The Arab and Middle Eastern Journalists Association (AMEJA) mourns the devastating loss of dozens of Yemeni journalists killed in Israeli airstrikes on Sanaa on September 10, 2025. Reports from Human Rights Watch and the Associated Press confirm that media workers were among at least 35 civilians killed when Israeli forces struck a media center in the capital. According to the Committee to Protect Journalists, at least 31 journalists and media workers died in the attack, making it the single deadliest assault on the press worldwide since 2009.

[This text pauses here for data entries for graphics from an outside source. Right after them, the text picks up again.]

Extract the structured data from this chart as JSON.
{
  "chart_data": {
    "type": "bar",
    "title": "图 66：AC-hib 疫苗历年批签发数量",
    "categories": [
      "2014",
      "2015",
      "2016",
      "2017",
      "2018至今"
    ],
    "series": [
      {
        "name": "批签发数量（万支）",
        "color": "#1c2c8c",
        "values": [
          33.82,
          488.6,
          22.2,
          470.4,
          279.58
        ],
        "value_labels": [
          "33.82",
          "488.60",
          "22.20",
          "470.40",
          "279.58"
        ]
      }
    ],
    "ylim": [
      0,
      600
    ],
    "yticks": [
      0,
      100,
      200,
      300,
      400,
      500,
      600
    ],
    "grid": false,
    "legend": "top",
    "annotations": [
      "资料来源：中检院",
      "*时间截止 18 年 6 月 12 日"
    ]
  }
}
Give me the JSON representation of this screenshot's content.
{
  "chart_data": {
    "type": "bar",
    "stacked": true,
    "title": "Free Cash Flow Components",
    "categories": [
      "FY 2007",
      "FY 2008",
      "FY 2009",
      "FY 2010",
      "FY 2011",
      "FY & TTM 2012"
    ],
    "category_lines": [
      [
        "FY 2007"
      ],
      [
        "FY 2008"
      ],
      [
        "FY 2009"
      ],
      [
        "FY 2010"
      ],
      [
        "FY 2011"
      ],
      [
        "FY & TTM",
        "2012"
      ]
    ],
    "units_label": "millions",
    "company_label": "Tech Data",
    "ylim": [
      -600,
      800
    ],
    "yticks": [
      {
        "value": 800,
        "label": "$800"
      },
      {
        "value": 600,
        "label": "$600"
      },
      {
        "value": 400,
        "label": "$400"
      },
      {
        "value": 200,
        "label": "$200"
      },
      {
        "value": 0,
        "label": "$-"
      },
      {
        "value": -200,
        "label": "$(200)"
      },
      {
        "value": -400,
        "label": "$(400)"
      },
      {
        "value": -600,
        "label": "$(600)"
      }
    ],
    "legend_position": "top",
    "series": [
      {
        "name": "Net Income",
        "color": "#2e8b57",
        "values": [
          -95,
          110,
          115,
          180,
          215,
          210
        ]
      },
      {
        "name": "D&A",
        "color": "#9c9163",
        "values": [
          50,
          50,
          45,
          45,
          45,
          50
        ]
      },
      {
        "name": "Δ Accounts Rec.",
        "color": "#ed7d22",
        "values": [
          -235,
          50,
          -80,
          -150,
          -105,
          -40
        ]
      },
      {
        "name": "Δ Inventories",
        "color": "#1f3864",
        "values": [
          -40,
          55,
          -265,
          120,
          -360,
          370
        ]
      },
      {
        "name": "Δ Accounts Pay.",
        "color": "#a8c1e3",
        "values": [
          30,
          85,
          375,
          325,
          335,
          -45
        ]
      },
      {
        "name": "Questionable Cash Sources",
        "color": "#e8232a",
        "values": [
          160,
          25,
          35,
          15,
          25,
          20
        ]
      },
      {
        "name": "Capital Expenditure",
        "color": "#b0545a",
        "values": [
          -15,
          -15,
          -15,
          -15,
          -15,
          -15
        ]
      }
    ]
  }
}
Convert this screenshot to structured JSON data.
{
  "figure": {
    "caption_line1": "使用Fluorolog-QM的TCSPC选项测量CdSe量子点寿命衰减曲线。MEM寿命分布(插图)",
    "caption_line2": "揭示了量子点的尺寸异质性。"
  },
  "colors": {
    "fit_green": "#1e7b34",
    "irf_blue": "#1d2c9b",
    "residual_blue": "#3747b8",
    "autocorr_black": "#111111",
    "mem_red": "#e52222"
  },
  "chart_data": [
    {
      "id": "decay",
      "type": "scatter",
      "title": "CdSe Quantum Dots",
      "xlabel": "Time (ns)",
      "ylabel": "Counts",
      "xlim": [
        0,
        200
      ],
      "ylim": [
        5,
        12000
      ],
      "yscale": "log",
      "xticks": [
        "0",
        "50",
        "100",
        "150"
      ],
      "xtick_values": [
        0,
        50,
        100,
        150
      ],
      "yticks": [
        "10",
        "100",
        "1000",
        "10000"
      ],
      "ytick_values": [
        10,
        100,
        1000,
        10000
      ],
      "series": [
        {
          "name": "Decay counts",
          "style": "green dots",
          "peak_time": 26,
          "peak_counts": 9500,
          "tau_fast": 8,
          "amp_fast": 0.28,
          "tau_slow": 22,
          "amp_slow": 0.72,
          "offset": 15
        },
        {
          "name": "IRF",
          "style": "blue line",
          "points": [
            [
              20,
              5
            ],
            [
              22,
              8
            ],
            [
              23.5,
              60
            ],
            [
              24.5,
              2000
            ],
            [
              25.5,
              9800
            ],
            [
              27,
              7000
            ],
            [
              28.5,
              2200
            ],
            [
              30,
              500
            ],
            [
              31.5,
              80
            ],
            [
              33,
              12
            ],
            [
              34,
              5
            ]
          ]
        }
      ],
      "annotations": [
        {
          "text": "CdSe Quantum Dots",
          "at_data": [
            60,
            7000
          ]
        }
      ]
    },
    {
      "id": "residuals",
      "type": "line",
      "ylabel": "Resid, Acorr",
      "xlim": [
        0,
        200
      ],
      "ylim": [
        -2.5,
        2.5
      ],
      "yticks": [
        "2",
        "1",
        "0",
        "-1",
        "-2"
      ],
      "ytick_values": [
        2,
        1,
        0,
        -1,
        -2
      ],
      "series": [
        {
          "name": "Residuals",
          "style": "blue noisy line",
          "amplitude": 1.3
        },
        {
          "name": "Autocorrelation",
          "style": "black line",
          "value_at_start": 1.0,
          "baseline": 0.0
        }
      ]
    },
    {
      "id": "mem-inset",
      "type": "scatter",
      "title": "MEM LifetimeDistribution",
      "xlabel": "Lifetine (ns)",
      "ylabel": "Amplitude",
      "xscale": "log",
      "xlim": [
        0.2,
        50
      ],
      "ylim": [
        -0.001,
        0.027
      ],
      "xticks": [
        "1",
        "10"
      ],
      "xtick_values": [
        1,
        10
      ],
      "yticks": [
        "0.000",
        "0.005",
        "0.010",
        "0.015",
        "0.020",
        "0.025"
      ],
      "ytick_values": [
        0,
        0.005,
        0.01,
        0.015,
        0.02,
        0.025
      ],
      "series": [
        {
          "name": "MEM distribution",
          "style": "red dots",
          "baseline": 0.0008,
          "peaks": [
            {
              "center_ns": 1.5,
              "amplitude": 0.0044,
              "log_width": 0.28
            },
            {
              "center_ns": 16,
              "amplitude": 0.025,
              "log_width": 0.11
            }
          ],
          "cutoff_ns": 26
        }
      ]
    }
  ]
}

The targeting of media facilities and the killing of journalists is a grave violation of international humanitarian law. Civilian broadcasting centers and press offices are protected objects and cannot be treated as military targets simply because their reporting is unfavorable to one side of a conflict. As Human Rights Watch has noted, claims that a media facility was used for military purposes do not, on their own, make it a legitimate target.
Journalists in Yemen have long faced repression and threats from armed groups and political authorities. This attack further endangers press freedom and the right to information, extending a pattern of violence against journalists across the region.
We further call on media institutions to amplify the voices of Yemeni journalists, who continue to work under extraordinary risk to report the news.
Press freedom is not a privilege. It is a protected right under international law. The killing of journalists in Yemen cannot be allowed to become normalized.